Getting Source Repository
Apache CloudStack project uses Git. The official Git repository is at:
https://gitbox.apache.org/repos/asf/cloudstack.git
And a mirror is hosted on Github:
https://github.com/apache/cloudstack
The Github mirror is strictly read only and provides convenience to users and developers to explore the code and for the community to accept contributions via Github pull requests.
Links
- Documentation
- Developer wiki
- Release notes
- Design documents
- API documentation
- How to contribute
- Check the YouTube channel for presentations, interviews, and more
Getting Involved and Contributing
Interested in helping out with Apache CloudStack? Great! We welcome participation from anybody willing to work The Apache Way and make a contribution. Note that you do not have to be a developer in order to contribute to Apache CloudStack. We need folks to help with documentation, translation, promotion etc. See our contribution page.
If you're interested in learning more or participating in the Apache CloudStack project, the mailing lists are the best way to do that. While the project has several communications channels, the mailing lists are the most active and the official channels for making decisions about the project itself.
Mailing lists:
- Development Mailing List
- Users Mailing List
- Commits Mailing List
- Issues Mailing List
- Marketing Mailing List
Report and/or check bugs on Github and check our developer page for contributing code.
News and Events
Reporting Security Vulnerabilities
If you've found an issue that you believe is a security vulnerability in a
released version of CloudStack, please report it to security@cloudstack.apache.org with details about the vulnerability, how it
might be exploited, and any additional information that might be useful.
For more details, please visit our security page.
License
Licensed to the Apache Software Foundation (ASF) under one or more contributor license agreements. See the NOTICE file distributed with this work for additional information regarding copyright ownership. The ASF licenses this file to you under the Apache License, Version 2.0 (the "License"); you may not use this file except in compliance with the License. You may obtain a copy of the License at
http://www.apache.org/licenses/LICENSE-2.0
Unless required by applicable law or agreed to in writing, software distributed under the License is distributed on an "AS IS" BASIS, WITHOUT WARRANTIES OR CONDITIONS OF ANY KIND, either express or implied. See the License for the specific language governing permissions and limitations under the License.

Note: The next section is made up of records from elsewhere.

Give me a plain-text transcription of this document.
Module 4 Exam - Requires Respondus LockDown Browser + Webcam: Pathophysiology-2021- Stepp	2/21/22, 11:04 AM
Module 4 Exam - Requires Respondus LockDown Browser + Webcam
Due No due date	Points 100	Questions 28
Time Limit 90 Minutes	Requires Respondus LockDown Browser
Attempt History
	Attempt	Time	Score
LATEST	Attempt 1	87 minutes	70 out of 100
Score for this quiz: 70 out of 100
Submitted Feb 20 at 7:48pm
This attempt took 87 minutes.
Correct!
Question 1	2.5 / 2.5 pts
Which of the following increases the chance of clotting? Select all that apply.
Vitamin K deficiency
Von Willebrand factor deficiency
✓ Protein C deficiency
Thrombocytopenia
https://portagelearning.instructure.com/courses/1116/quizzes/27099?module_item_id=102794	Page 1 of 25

Please see the LICENSE file included in the root directory of the source tree for extended license details.
Notice of Cryptographic Software
This distribution includes cryptographic software. The country in which you currently reside may have restrictions on the import, possession, use, and/or re-export to another country, of encryption software. BEFORE using any encryption software, please check your country's laws, regulations and policies concerning the import, possession, or use, and re-export of encryption software, to see if this is permitted. See http://www.wassenaar.org/ for more information.
The U.S. Government Department of Commerce, Bureau of Industry and Security (BIS), has classified this software as Export Commodity Control Number (ECCN) 5D002.C.1, which includes information security software using or performing cryptographic functions with asymmetric algorithms. The form and manner of this Apache Software Foundation distribution makes it eligible for export under the License Exception ENC Technology Software Unrestricted (TSU) exception (see the BIS Export Administration Regulations, Section 740.13) for both object code and source code.
The following provides more details on the included cryptographic software:
- CloudStack makes use of JaSypt cryptographic libraries.
- CloudStack has a system requirement of MySQL, and uses native database encryption functionality.
- CloudStack makes use of the Bouncy Castle general-purpose encryption library.
- CloudStack can optionally interact with and control OpenSwan-based VPNs.
- CloudStack has a dependency on and makes use of JSch - a java SSH2 implementation.